Led by scientists at the University of Bonn, the research centers on important differences between white and brown fat and the way the body promotes one type. Among them, white fat is where the body stores excess energy in the form of a beer belly, while brown fat is responsible for burning lipids and glucose to generate body heat. This keeps us warm in cold temperatures and positions brown fat as the more desirable of the two forms.
“Nowadays, however, we are warm even in winter,” says study author Alexander Pfeifer, “so our body’s own stove is hardly needed anymore.”

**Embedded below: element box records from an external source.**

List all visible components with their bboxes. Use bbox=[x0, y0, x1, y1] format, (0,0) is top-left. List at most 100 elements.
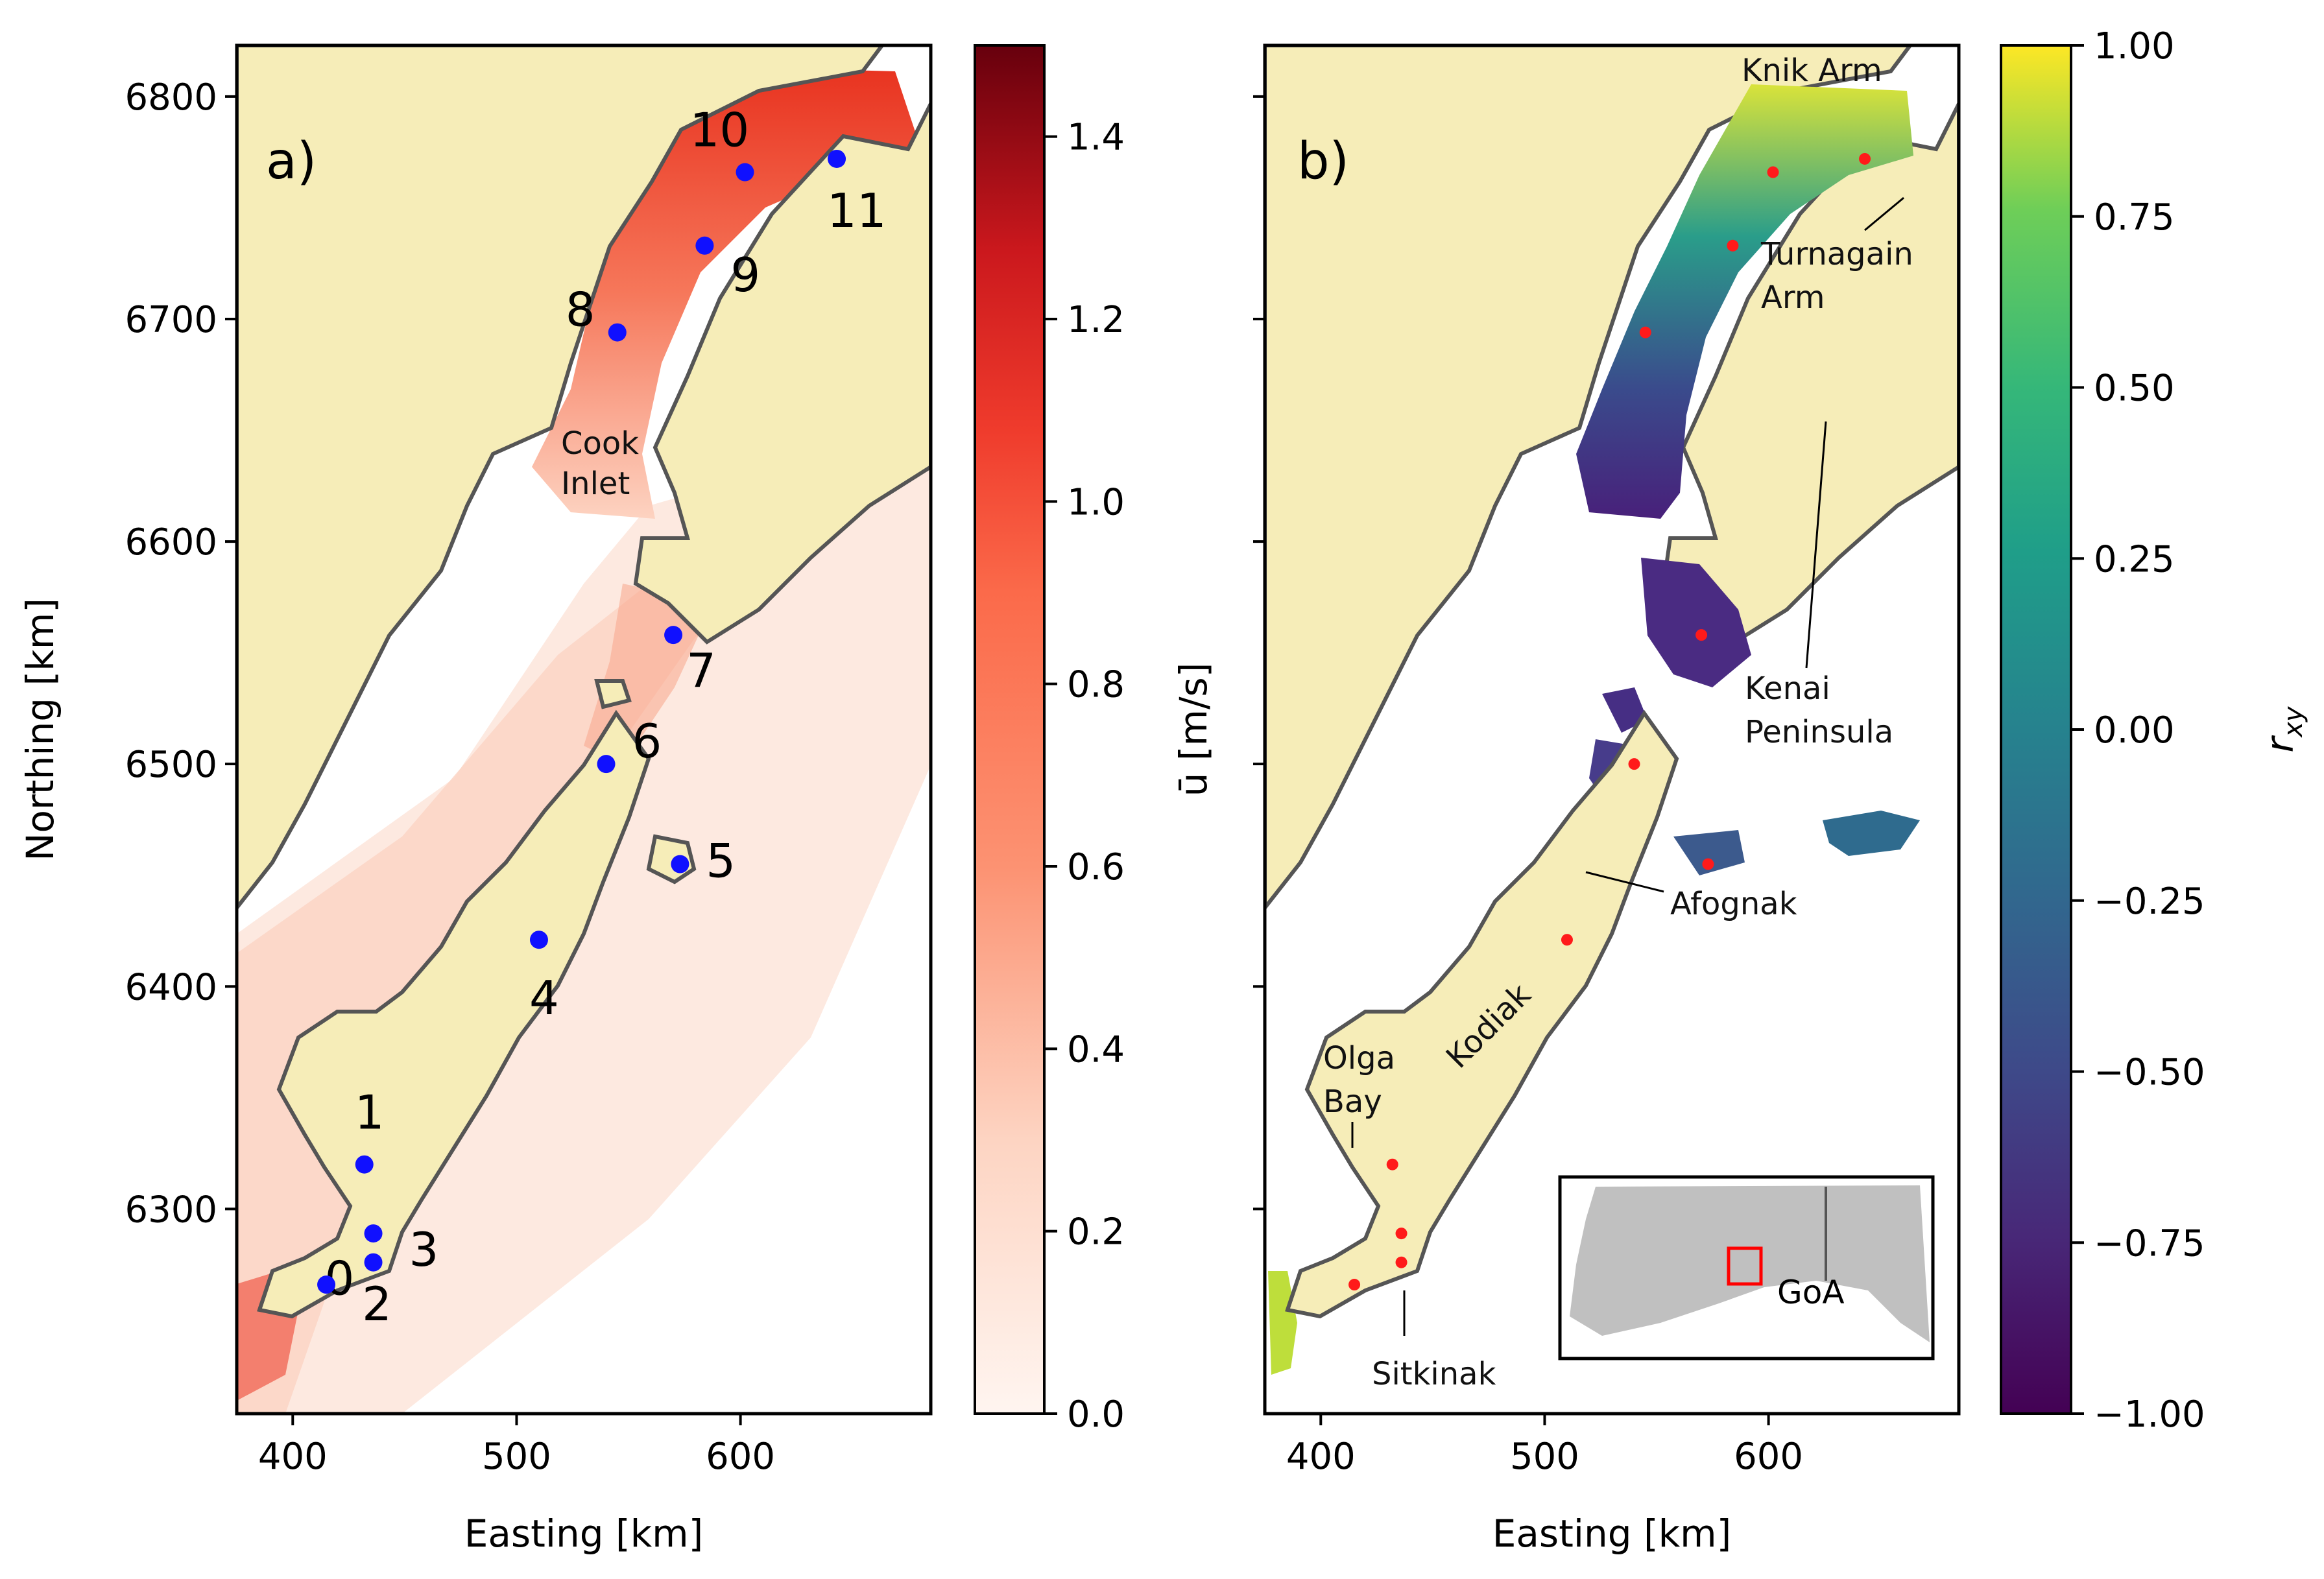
station-marker bbox=[317, 1276, 336, 1294]
panel-b-y-ticks bbox=[1253, 95, 1265, 1211]
station-marker bbox=[364, 1253, 383, 1272]
kenai-peninsula-label-1: Kenai bbox=[1745, 671, 1830, 707]
x-tick-label: 500 bbox=[1510, 1436, 1579, 1478]
inset-map: GoA bbox=[1558, 1175, 1935, 1360]
panel-b: GoA 400 500 600 b) Knik Arm Turnagain Arm … bbox=[1253, 43, 1961, 1556]
station-label: 1 bbox=[355, 1086, 385, 1140]
station-marker bbox=[671, 855, 689, 873]
station-label: 10 bbox=[690, 103, 750, 158]
colorbar-tick-label: 1.4 bbox=[1067, 117, 1125, 159]
panel-a-frame bbox=[235, 43, 933, 1416]
panel-a-y-axis-label: Northing [km] bbox=[18, 598, 62, 861]
kodiak-island-b bbox=[1285, 709, 1679, 1319]
sitkinak-label: Sitkinak bbox=[1372, 1356, 1496, 1392]
station-dot bbox=[1561, 934, 1573, 946]
colorbar-tick-label: 1.0 bbox=[1067, 481, 1125, 523]
mainland-north bbox=[237, 45, 885, 911]
station-marker bbox=[664, 626, 683, 645]
station-dot bbox=[1639, 326, 1651, 338]
panel-a-label: a) bbox=[266, 132, 317, 191]
y-tick-label: 6400 bbox=[125, 966, 217, 1008]
inset-study-box bbox=[1727, 1246, 1763, 1286]
colorbar-a-label: ū [m/s] bbox=[1171, 663, 1216, 797]
turnagain-arm-label-1: Turnagain bbox=[1760, 236, 1913, 272]
colorbar-tick-label: −0.75 bbox=[2094, 1222, 2205, 1264]
kenai-peninsula-label-2: Peninsula bbox=[1745, 714, 1893, 750]
cook-inlet-label-1: Cook bbox=[561, 425, 639, 462]
station-label: 6 bbox=[632, 714, 662, 768]
afognak-leader bbox=[1585, 871, 1664, 893]
station-dot bbox=[1695, 629, 1708, 641]
colorbar-tick-label: 0.2 bbox=[1067, 1211, 1125, 1253]
x-tick-label: 500 bbox=[482, 1436, 551, 1478]
barren-island bbox=[594, 679, 632, 709]
station-dot bbox=[1767, 166, 1779, 178]
x-tick-label: 600 bbox=[1734, 1436, 1803, 1478]
afognak-label: Afognak bbox=[1670, 886, 1797, 922]
panel-a-x-ticks: 400 500 600 bbox=[258, 1414, 775, 1478]
colorbar-tick-label: 0.8 bbox=[1067, 664, 1125, 706]
colorbar-tick-label: 0.4 bbox=[1067, 1028, 1125, 1071]
colorbar-b: 1.00 0.75 0.50 0.25 0.00 −0.25 −0.50 −0.75 −1.00… bbox=[2000, 25, 2308, 1436]
knik-arm-label: Knik Arm bbox=[1742, 53, 1882, 89]
offshore-correlation bbox=[1823, 811, 1920, 856]
station-dot bbox=[1386, 1158, 1398, 1170]
colorbar-tick-label: −1.00 bbox=[2094, 1394, 2205, 1436]
station-dot bbox=[1727, 239, 1739, 252]
kenai-correlation bbox=[1641, 558, 1751, 687]
barren-correlation bbox=[1602, 687, 1647, 733]
mainland-east-b bbox=[1661, 102, 1959, 645]
colorbar-tick-label: 1.00 bbox=[2094, 25, 2175, 67]
olga-bay-label-2: Bay bbox=[1323, 1084, 1382, 1120]
station-label: 2 bbox=[362, 1277, 392, 1331]
inset-alaska-land bbox=[1570, 1185, 1930, 1342]
inset-goa-label: GoA bbox=[1777, 1274, 1845, 1311]
y-tick-label: 6500 bbox=[125, 744, 217, 786]
colorbar-b-gradient bbox=[2000, 44, 2072, 1415]
station-label: 8 bbox=[566, 283, 595, 337]
station-label: 5 bbox=[706, 834, 736, 888]
panel-a-x-axis-label: Easting [km] bbox=[464, 1512, 704, 1556]
colorbar-b-ticks: 1.00 0.75 0.50 0.25 0.00 −0.25 −0.50 −0.75 −1.00 bbox=[2071, 25, 2205, 1436]
station-dot bbox=[1628, 758, 1640, 770]
y-tick-label: 6600 bbox=[125, 521, 217, 564]
colorbar-tick-label: 0.6 bbox=[1067, 846, 1125, 888]
colorbar-a: 0.0 0.2 0.4 0.6 0.8 1.0 1.2 1.4 ū [m/s] bbox=[974, 44, 1216, 1436]
y-tick-label: 6300 bbox=[125, 1189, 217, 1231]
colorbar-b-label: rxy bbox=[2258, 706, 2308, 753]
panel-b-x-axis-label: Easting [km] bbox=[1492, 1512, 1732, 1556]
station-marker bbox=[608, 323, 627, 342]
colorbar-tick-label: 0.50 bbox=[2094, 368, 2175, 410]
station-dot bbox=[1395, 1228, 1408, 1240]
panel-b-label: b) bbox=[1297, 132, 1349, 191]
cook-inlet-correlation bbox=[1576, 84, 1913, 519]
colorbar-tick-label: −0.50 bbox=[2094, 1052, 2205, 1094]
x-tick-label: 400 bbox=[1286, 1436, 1356, 1478]
x-tick-label: 400 bbox=[258, 1436, 328, 1478]
olga-bay-label-1: Olga bbox=[1323, 1040, 1395, 1076]
panel-a-y-ticks: 6300 6400 6500 6600 6700 6800 bbox=[125, 77, 237, 1231]
mainland-east bbox=[633, 102, 931, 645]
colorbar-tick-label: 1.2 bbox=[1067, 299, 1125, 341]
kenai-leader bbox=[1805, 421, 1827, 669]
cook-inlet-label-2: Inlet bbox=[561, 466, 630, 502]
station-marker bbox=[364, 1224, 383, 1243]
x-tick-label: 600 bbox=[706, 1436, 775, 1478]
station-marker bbox=[828, 149, 846, 168]
station-label: 7 bbox=[686, 643, 716, 698]
panel-b-stations bbox=[1348, 152, 1871, 1291]
station-label: 3 bbox=[409, 1222, 439, 1277]
panel-b-x-ticks: 400 500 600 bbox=[1286, 1414, 1803, 1478]
station-marker bbox=[355, 1155, 374, 1174]
station-label: 4 bbox=[529, 971, 559, 1025]
colorbar-tick-label: −0.25 bbox=[2094, 881, 2205, 923]
station-dot bbox=[1348, 1279, 1361, 1291]
colorbar-a-ticks: 0.0 0.2 0.4 0.6 0.8 1.0 1.2 1.4 bbox=[1044, 117, 1125, 1436]
panel-b-frame bbox=[1263, 43, 1961, 1416]
station-dot bbox=[1859, 152, 1871, 165]
colorbar-b-label-subscript: xy bbox=[2279, 706, 2308, 739]
station-marker bbox=[695, 236, 714, 255]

In addition, a lifestyle involving a high-energy Western diet and little exercise impairs the health of brown fat cells in the body. These factors cause their function to deteriorate and the cells eventually die. Cell death in other parts of the body triggers the release of specific patterns of metabolites, so scientists began to explore this phenomenon in brown fat specifically.
“Dying cells are known to release a mix of messenger molecules that affect the function of their neighbours. We wondered if this mechanism is also present in brown fat,” explains Dr Birte Niemann, author of the paper on the study.
The team’s experiments involved subjecting brown fat cells to severe stress to trigger their death. The scientists found that these cells secrete a molecule called purine inosine in high quantities, which in turn stimulates energy expenditure in neighboring healthy brown fat cells. Mice on a high-fat diet treated with inosine remained leaner and protected from diabetes than control mice, and also experienced brown to white fat conversion.
The scientists traced these effects to a protein in the cell membrane that transports inosine into the cell, reducing the concentration outside the cell, which in turn weakens the molecule’s positive effect on energy expenditure. About 2 to 4 percent of people have genetic variants that inhibit the activity of this inosine transporter, and by studying these effects through genetic analysis of 900 subjects, scientists have uncovered some useful insights.
“Our colleagues at the University of Leipzig have carried out genetic analyses of 900 people, and those with less active transporters were, on average, significantly thinner,” says Pfeifer.
The scientists also took a drug developed to treat blood clotting disorders that happens to inhibit the inosine transporter and administered it to mice, which saw them burn more energy. This raises the prospect that drugs targeting this mechanism could be deployed as a treatment for obesity, although further research is needed to determine the safety and efficacy of this approach.
“However, further studies in humans are needed to clarify the pharmacological potential of this mechanism,” said Pfeifer. “Currently existing treatments are not yet effective. Therefore, we urgently need drugs to normalize energy balance in obese patients.”